陆瓒见她一脸“还有这种好事”的表情,就又勾起她的下颚凑到她唇角,声音喑哑地故意道:

“怎么?莫非爱妃是欲拒还迎,其实还想要?”


第15章

“不,嫔妾没有,嫔妾困得可以随时秒睡。”敬姝立马闭上了眼睛。

陆瓒修长手指拂过她透着艳色的潮红脸颊,而后捏住她圆润如珠的耳垂不轻不重地揉着捏。

敬姝想睡,被他这么一弄也睡不着。

正暗自磨着牙心里头骂他……

片刻后,却听他轻声道了句:“再歇息两日,便按时去皇后宫里请安吧,绿头牌也该挂上去了。”

敬姝默了下,揣测了下他话里的意思,才乖觉地道了句:“是,嫔妾知道了。”

“睡吧。”

陆瓒这么说着,拿开那只作弄她的手,这下果真是搂着她很快便沉沉睡去了。

次日敬姝醒来,陆瓒早已走了。

接下来如她所料那般,他未曾再来过。

他昨夜在她耳边说要她休息两日便去坤宁宫恢复请安,便已知他的意思是不会继续专宠她了。

只歇了一日,敬姝就去给皇后请安了。

人一到,坤宁宫的大殿上都静了片刻。

逆着光,众妃嫔们见到来人一袭雪青色宫裙,五官生得明艳动人,眼角眉梢则都带着一股侍寝后特有的勾人的娇媚。

敬姝迎着一片或嫉妒或恼火或淡漠的目光,走到自己的位子坐下。

“哟,我当是谁来了呢?原来是这后宫最会钻营之人啊。
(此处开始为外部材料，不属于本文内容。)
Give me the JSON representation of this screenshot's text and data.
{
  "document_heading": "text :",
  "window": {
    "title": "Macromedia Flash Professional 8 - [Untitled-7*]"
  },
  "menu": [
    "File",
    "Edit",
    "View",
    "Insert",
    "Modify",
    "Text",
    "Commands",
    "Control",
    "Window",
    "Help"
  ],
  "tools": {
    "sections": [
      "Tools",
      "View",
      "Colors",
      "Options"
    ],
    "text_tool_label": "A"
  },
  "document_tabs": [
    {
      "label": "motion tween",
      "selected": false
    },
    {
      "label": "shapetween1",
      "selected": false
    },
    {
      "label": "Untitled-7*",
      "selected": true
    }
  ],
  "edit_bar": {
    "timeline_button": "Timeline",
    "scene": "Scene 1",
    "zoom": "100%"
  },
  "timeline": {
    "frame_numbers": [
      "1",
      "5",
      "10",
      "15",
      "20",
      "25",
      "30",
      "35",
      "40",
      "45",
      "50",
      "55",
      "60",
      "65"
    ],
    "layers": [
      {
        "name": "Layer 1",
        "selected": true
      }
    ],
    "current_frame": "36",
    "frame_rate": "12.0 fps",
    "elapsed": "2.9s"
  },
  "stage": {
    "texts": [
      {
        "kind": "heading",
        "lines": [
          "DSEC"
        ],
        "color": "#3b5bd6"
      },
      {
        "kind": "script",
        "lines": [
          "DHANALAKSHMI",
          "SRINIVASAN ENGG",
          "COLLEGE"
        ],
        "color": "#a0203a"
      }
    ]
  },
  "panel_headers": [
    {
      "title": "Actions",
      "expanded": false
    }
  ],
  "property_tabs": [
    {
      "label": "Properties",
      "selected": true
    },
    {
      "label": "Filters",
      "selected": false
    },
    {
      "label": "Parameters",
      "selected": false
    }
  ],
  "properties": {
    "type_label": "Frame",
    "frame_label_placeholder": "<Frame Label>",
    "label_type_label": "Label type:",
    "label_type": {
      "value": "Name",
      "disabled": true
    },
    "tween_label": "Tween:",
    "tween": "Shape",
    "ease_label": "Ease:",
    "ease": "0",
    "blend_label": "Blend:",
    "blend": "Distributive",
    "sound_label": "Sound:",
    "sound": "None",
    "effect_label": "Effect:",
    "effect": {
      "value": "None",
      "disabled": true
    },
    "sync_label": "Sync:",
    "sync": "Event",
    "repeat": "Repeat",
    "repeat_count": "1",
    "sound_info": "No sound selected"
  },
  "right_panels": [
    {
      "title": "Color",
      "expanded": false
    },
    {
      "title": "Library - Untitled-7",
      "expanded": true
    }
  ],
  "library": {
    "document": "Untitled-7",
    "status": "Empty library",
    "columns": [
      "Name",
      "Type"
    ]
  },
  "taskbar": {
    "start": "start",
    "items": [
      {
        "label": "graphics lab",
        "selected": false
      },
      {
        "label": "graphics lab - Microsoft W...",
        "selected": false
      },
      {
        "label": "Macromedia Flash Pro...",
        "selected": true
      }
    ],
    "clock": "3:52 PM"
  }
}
”

刚一落座,下首便出来一道讥讽的声音。

敬姝看过去,便见到徐良娣正目光不避不闪地望着自己。

“徐良娣此言何意?”一旁立即有妃嫔好奇地接话道。

“这不明摆着的呢,圣上一连五日专宠,她都不来给皇后娘娘请安,圣上昨夜没再点她侍寝,眼看着是已经对她腻味了,她就立马巴巴地跑来坤宁宫请安了,这难道不是会钻营吗?”

徐良娣讥笑的声音,带着刺耳的尖刻,说话难听得让敬姝一时怀疑自己是不是曾经在她亲娘坟头上蹦过迪,才以至于她竟如此针对自己。

对此,敬姝一手撑着额头,偏过脸去望着徐良娣,柔声问了句:“徐良娣如此有经验,莫非从前被圣上连续几日专宠时,便是这般算计的?”

她这话一出,顿时有人一个没忍住,“噗”地笑出声来!

徐良娣脸色瞬间变得异常难看!

敬姝见此,不由迟疑道:“怎么?本宫哪里说得不对?”

陈美人乐不可支地道:“敬嫔姐姐许是记错了,这徐良娣从未被圣上如此专宠过!她呀,至今只侍寝过一次!就那一次,往后却是再也没有过了呢!”

“你!陈美人!你不要欺人太甚!”

饶是知道对方和太后的关系,然而自己的丑事三番两次地被陈美人拿出来笑话,徐良娣就是个泥捏的也此刻也有些忍不了了!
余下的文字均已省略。